The main idea behind my layout was to keep the high current, high rise time current loops to the bottom right hand side of the PCB with the return take off point being the copper plane beneath the power entry point. The rest of the components being placed 'downstream' to help with wayward currents that could otherwise disturb sensitive parts of the circuitry.

The most interesting thing that you've mentioned is with the voltage reference within the TPA. I say this because both channels are affected similarly even with a load connected to a single channel. The input stages are independent of one another and I would expect to see some differences between the two channels if this were the case, but for the most part I do not.

For example here is a plot of the third harmonic. This is with the amplifier driving 4 watts into my 4.7 ohm dummy load.

The dark red line shows the response of the channel that has no load connected, whereas the other one is with the load connected. Quite clearly there is a lot of difference here, as one would expect, one output channel is doing nothing whereas the other one is working hard.

Here is the second order for comparison.

Where both channels converge between 1 and 2 kHz and then track each other almost perfectly down until 20Hz.

I will most certainly try and take measurements of after the differential stage with the amplifier with and without load.

Okay so interesting. I tried doing the measurements of the differential stage to get a better understanding of what's going on.

Here we have an image showing just that. The dark red line is the 3rd harmonic and the green line is the 2nd. These are for the output of the differential stage preceding the TPA without any load connected. The yellow line is what happens to the 2nd order products when the load is connected a huge increase. The load and measurement conditions were the same as the measurements provided above.

Now what is interesting is this.

This is what happens if I remove the coupling caps present on the other input. One trace is with the other channel driving the 4.7R load and one is without.
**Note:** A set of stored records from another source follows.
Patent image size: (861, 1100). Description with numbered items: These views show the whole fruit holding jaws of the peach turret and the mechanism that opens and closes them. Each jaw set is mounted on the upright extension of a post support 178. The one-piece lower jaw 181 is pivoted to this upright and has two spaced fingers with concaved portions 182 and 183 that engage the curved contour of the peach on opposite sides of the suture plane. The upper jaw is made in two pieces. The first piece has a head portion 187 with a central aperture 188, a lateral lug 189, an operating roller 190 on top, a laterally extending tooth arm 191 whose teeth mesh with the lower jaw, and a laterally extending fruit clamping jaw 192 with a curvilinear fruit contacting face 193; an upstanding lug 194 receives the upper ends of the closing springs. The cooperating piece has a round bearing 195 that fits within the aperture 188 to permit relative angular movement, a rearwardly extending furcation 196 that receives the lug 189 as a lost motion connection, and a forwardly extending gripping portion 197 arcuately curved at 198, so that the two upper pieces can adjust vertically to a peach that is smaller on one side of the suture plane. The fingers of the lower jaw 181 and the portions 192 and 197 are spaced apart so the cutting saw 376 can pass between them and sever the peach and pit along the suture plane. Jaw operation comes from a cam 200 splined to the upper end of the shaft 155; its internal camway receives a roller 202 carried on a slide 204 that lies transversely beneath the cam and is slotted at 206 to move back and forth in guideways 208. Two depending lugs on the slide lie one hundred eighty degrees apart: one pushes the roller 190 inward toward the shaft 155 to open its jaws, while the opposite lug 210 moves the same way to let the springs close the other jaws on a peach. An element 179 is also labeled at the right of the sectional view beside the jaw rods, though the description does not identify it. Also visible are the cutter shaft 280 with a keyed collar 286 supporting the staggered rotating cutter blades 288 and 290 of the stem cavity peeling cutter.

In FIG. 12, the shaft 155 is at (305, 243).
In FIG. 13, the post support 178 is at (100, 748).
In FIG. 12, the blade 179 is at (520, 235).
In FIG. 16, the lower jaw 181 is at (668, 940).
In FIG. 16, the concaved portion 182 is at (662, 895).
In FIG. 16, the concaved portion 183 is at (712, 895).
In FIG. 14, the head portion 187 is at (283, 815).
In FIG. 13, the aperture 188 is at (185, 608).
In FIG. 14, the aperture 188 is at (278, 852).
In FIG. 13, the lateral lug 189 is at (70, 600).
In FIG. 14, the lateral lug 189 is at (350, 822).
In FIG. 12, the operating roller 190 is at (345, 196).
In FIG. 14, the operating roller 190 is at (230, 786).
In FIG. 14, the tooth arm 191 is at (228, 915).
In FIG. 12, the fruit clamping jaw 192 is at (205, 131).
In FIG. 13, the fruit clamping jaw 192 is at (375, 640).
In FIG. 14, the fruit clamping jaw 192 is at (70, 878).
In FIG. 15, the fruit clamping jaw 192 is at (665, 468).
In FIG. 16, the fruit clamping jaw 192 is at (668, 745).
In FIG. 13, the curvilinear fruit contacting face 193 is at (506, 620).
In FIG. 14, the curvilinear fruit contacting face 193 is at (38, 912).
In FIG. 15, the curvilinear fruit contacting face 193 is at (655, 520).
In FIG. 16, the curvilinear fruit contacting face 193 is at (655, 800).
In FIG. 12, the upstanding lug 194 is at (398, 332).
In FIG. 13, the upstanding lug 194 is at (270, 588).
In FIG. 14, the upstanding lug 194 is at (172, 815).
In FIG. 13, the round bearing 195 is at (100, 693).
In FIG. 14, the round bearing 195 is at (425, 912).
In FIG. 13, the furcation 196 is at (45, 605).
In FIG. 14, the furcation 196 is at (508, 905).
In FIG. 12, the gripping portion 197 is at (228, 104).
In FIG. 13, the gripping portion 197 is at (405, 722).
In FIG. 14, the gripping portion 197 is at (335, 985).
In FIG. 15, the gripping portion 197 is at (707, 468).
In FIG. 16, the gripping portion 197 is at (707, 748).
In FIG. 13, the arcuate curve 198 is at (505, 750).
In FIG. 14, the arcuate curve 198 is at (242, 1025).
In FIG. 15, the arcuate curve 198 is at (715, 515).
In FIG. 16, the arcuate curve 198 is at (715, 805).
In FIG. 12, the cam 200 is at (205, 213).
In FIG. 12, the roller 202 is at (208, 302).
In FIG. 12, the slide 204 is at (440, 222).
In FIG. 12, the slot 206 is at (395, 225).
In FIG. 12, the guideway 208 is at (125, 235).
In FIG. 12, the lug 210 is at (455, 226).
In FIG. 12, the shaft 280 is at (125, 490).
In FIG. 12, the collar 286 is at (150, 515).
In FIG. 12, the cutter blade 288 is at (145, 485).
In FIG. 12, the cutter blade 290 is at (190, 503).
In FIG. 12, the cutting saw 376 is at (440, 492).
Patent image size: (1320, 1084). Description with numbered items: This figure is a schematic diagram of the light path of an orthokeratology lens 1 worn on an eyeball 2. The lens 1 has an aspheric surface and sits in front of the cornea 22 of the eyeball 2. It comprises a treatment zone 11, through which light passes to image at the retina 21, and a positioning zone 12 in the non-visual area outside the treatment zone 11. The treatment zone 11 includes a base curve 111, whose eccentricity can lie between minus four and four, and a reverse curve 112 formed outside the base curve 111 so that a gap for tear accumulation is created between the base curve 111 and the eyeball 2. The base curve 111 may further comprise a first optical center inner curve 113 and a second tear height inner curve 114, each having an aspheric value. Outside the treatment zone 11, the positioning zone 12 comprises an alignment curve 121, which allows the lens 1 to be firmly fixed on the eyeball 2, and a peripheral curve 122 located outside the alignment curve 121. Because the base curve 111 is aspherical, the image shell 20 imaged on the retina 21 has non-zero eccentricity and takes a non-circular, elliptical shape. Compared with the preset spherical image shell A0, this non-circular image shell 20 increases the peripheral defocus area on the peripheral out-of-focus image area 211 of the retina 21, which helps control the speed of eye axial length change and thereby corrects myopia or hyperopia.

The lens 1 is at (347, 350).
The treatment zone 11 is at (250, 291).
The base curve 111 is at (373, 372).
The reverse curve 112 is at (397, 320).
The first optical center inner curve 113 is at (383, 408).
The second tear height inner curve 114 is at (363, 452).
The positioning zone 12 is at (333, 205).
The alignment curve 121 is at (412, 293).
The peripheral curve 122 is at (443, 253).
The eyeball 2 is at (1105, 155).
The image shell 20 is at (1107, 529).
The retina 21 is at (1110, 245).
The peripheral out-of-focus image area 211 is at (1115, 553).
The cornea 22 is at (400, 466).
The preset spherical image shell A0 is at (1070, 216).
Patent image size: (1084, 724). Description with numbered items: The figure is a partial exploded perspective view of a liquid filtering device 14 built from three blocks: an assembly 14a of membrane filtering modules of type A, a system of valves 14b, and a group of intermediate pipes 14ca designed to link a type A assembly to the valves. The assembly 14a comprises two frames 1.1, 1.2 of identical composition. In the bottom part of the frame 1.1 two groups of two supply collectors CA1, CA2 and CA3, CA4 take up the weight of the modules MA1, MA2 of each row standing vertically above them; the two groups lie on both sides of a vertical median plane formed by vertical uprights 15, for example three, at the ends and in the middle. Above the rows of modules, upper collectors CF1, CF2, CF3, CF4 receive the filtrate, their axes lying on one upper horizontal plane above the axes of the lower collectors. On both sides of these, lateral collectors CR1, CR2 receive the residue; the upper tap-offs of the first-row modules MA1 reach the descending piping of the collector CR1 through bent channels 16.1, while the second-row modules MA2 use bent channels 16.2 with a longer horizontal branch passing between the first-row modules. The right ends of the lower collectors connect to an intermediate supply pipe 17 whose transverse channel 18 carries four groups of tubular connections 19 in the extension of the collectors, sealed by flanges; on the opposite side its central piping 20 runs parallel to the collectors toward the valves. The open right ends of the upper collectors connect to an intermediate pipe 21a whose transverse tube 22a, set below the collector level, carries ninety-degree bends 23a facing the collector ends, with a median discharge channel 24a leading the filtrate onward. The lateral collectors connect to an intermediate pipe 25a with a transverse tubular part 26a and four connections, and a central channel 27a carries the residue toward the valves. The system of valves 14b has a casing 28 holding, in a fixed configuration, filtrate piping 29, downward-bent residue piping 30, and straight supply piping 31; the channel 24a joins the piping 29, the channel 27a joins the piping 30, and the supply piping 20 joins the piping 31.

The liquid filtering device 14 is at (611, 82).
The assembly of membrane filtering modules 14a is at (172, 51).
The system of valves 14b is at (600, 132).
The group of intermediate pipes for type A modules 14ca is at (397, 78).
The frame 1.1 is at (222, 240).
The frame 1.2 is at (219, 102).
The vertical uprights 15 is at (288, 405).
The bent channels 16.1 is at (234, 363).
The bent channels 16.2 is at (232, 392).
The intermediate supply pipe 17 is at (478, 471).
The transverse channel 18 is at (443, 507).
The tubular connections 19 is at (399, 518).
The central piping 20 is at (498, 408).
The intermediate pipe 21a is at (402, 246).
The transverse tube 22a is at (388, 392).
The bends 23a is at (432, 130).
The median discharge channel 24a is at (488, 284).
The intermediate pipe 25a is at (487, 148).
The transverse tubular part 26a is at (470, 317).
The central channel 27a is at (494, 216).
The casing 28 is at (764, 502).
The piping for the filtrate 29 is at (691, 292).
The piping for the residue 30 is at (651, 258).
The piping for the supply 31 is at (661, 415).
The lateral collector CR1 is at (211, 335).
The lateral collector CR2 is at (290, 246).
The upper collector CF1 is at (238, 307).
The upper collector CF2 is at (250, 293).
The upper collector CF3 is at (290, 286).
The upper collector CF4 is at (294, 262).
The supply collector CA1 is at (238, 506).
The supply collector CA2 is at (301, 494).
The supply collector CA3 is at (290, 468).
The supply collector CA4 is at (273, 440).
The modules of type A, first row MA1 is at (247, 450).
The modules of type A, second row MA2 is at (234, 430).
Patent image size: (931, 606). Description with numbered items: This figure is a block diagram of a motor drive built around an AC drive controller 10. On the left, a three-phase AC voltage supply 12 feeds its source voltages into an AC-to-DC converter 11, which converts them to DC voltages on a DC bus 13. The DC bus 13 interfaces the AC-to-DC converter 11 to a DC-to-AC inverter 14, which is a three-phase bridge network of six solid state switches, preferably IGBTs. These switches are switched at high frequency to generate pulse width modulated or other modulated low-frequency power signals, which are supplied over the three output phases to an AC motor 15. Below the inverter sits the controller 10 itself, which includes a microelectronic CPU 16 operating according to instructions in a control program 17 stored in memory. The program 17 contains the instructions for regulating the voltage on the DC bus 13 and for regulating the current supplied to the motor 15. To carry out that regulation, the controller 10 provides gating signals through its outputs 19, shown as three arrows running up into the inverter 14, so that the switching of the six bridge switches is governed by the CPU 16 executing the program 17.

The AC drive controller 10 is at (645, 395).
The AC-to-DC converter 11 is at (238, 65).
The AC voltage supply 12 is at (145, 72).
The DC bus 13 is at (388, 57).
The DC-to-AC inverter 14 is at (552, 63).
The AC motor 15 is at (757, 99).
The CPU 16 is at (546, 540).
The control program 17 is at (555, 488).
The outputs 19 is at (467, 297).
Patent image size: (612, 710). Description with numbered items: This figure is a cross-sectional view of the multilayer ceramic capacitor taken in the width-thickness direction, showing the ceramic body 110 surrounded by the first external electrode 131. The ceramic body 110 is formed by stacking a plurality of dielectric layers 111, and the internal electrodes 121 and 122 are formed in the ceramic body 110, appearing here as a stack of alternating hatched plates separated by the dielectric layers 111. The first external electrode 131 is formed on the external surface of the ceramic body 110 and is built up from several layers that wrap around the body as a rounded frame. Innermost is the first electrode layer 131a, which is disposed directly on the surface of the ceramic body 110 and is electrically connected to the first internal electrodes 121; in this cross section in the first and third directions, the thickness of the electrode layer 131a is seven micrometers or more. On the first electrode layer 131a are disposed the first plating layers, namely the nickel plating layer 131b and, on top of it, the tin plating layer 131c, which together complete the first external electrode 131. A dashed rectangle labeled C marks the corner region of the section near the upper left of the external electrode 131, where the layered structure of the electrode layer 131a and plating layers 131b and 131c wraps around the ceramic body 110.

No difference. Connect the coupling caps and everything falls to pot again. I'd say this indicates that the differential input stage is working perfectly fine in isolation, it's when it's connected to the TPA that things start to look bad.

I thought I'd just point out that the spikes coming in at low frequencies are mains related hash.

I will also clarify that the last image above is with channels C and D operating as intended and driving the 4.7 ohm load. Channels A and B had the coupling caps before the TPA inputs removed and I measured the output of the differential input stage directly without it being connected to the TPA. This resulting in the curves above. One of them is without channels C and D driving a load and the other is with C and D driving a load. If I put back the coupling caps and measure A and B again the 2nd order shoots up to like the yellow trace in the first image of the above post.